3) We are headed for a transition. Farming in the desert has limits. Water is one of them, but the lack of soil usually means things like metals leach into the grow medium. The midwest is facing a hotter, drier climate and the Ogallala aquifer is getting depleted. Not a good combination.

I've talked about some of the other problems, like soil depletion, pollution and the growing toxicity of pesticides.

Eventually we are going to have to change.
User avatar
By Finfinder
#15046595
late wrote:1) Not really. As mentioned, there is a lot going on here. If I feel frisky some day, I might start a thread to dive into it in detail.

2) You are saying farming will become more industrial. As others have observed, that is simply not sustainable. Which means it won't last. We import about half our food now, that number has been going up, and it will continue to go up. Until we decide to start in on the next era in agriculture.

3) We are headed for a transition. Farming in the desert has limits. Water is one of them, but the lack of soil usually means things like metals leach into the grow medium.
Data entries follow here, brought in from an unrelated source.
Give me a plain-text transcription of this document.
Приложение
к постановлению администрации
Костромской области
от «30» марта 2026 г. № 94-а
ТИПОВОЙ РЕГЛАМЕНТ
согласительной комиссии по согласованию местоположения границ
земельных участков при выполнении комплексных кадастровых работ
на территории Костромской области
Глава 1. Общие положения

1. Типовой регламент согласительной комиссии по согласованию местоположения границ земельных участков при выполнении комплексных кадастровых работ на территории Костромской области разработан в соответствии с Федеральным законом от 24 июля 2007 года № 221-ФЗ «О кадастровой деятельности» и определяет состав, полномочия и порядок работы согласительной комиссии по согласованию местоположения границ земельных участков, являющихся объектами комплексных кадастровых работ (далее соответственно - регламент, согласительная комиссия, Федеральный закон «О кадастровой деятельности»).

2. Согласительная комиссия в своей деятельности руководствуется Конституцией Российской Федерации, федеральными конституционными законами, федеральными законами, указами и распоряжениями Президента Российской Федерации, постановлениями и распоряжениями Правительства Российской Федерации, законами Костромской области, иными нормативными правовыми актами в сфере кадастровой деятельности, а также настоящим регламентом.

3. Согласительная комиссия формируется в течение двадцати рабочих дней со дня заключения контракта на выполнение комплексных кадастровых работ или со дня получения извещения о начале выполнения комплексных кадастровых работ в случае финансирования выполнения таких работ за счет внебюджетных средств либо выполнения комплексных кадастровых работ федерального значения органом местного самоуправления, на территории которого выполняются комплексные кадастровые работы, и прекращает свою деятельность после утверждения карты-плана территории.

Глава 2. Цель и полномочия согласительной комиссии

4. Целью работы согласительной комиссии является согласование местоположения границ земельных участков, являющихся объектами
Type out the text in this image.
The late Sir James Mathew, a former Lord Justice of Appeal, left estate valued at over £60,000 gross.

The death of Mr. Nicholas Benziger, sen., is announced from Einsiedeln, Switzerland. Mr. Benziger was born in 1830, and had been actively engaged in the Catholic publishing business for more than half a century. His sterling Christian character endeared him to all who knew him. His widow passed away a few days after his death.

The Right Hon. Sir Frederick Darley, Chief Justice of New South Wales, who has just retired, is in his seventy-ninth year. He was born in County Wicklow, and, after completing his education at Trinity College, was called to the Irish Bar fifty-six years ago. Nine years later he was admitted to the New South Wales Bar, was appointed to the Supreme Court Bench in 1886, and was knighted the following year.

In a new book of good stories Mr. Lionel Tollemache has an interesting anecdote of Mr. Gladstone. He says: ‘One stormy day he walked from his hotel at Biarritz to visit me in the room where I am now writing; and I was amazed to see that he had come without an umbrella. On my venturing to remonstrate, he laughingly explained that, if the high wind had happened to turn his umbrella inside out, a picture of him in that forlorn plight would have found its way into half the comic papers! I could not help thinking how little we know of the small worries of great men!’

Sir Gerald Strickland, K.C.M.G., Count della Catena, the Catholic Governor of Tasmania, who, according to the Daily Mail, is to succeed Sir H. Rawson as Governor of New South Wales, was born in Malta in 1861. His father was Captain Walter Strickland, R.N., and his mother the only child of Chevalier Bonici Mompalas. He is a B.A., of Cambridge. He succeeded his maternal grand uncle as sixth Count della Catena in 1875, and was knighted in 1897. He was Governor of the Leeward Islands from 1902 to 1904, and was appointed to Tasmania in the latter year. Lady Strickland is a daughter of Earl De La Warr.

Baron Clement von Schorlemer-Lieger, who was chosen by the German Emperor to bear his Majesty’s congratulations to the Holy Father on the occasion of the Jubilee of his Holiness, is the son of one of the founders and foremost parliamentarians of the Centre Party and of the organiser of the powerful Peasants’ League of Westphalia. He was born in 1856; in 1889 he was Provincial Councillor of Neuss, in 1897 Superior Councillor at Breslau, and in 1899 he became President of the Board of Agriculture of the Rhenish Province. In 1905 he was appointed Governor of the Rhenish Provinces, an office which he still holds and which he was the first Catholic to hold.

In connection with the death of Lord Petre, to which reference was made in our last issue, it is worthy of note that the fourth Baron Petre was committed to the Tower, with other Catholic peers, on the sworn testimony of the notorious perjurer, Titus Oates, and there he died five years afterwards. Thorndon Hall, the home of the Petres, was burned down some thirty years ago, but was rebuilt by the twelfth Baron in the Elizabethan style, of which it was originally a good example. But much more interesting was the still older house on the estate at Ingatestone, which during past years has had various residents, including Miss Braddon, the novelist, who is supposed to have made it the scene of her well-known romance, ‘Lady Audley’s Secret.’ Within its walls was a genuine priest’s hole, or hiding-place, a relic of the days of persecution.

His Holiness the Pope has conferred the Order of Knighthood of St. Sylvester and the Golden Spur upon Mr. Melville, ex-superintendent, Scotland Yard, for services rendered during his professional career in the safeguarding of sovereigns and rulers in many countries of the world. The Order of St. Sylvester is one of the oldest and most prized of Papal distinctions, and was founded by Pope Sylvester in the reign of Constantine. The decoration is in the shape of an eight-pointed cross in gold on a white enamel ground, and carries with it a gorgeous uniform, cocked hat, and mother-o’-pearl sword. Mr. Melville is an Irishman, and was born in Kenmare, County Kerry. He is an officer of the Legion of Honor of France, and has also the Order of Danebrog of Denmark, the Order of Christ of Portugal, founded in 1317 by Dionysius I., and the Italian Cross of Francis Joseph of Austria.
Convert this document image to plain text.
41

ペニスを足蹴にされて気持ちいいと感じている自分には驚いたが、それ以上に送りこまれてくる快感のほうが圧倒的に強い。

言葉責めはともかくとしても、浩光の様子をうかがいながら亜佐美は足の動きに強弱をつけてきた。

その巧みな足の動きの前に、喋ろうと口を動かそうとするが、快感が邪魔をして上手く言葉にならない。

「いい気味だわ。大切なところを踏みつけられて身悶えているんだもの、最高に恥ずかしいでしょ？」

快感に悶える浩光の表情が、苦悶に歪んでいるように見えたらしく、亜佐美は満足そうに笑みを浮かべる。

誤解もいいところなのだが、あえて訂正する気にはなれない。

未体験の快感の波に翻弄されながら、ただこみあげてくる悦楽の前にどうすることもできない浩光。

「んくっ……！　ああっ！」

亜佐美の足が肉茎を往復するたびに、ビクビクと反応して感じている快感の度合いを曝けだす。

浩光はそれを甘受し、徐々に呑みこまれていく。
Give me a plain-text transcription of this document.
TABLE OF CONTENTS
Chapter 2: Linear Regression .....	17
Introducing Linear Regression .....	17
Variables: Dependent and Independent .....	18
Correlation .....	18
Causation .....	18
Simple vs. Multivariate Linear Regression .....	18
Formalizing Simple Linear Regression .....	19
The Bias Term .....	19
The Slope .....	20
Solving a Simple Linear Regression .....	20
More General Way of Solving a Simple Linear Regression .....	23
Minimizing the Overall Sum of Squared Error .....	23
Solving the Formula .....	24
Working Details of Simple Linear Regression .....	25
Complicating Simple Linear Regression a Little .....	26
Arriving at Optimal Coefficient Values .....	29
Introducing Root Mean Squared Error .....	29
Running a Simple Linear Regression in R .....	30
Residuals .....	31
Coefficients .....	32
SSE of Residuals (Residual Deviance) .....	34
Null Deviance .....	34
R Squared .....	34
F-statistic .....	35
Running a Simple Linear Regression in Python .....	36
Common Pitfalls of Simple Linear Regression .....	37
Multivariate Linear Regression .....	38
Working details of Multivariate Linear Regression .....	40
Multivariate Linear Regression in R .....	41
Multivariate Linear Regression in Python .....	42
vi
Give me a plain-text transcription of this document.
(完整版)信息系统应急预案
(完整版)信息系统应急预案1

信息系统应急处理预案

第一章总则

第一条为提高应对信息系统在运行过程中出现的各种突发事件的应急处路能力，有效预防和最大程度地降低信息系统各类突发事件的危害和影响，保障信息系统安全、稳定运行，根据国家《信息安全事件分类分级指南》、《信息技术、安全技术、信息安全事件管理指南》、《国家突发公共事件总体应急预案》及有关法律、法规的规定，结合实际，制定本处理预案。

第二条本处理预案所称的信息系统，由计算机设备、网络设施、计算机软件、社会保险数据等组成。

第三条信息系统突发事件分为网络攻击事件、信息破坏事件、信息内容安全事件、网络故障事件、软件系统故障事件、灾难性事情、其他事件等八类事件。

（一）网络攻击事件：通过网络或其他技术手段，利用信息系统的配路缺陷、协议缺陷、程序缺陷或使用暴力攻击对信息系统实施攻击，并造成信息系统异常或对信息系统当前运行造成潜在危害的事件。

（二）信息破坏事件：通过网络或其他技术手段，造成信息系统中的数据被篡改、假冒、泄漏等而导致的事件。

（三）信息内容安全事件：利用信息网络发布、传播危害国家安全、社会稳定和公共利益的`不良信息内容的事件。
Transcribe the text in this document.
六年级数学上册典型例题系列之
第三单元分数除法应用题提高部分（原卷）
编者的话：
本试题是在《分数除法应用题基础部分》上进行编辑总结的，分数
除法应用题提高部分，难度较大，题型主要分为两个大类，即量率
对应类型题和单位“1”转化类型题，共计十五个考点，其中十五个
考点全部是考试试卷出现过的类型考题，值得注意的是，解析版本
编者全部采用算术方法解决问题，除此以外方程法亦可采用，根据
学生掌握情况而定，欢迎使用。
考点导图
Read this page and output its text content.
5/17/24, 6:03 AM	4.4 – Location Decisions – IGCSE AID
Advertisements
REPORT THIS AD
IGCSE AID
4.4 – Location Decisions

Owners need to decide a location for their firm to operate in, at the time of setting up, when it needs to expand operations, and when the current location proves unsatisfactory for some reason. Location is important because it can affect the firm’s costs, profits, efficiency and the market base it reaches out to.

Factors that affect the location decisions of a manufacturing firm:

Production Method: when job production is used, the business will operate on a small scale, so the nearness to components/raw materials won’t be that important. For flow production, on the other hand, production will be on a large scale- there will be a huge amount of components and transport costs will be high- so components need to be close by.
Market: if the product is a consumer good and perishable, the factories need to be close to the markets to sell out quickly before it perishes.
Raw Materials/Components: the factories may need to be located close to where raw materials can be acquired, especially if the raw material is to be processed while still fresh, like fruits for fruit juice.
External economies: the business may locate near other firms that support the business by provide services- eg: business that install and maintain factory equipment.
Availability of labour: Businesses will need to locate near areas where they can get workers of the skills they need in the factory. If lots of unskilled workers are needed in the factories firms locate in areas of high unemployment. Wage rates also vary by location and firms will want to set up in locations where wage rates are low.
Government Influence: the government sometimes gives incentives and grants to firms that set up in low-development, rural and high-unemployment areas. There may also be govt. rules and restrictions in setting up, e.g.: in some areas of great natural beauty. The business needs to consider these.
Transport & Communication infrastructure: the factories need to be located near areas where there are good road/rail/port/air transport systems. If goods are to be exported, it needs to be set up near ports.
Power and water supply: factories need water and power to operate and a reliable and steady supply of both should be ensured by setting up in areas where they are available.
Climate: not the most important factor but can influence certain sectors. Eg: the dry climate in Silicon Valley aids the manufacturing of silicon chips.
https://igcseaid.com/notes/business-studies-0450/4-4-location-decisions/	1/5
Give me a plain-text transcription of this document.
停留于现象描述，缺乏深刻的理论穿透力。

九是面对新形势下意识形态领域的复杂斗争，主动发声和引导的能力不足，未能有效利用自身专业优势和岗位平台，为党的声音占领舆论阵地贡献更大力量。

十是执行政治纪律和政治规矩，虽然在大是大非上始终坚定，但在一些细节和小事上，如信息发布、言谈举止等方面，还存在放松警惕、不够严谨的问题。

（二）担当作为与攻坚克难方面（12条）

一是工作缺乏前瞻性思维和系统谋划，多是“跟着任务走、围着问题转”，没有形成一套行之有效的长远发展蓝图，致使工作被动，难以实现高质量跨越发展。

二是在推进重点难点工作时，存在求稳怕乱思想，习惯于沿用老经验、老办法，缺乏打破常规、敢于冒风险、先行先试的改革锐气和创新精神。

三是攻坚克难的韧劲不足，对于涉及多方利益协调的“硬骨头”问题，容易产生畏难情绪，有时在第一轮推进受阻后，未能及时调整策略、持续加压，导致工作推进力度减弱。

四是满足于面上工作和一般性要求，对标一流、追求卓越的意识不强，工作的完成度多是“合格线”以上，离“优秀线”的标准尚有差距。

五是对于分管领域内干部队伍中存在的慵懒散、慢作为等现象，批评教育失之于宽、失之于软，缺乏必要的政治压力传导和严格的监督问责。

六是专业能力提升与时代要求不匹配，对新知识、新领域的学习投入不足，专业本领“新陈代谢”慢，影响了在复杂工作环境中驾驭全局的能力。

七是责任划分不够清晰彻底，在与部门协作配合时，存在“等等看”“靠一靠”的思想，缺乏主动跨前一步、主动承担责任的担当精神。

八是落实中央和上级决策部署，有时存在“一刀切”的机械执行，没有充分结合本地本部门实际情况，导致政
The midwest is facing a hotter, drier climate and the Ogallala aquifer is getting depleted. Not a good combination.

I've talked about some of the other problems, like soil depletion, pollution and the growing toxicity of pesticides.

Eventually we are going to have to change.


I have no idea what you are saying when you say industrial and we already have transitioned and it is already sustainable. I deal with it every day. Go for it on the thread.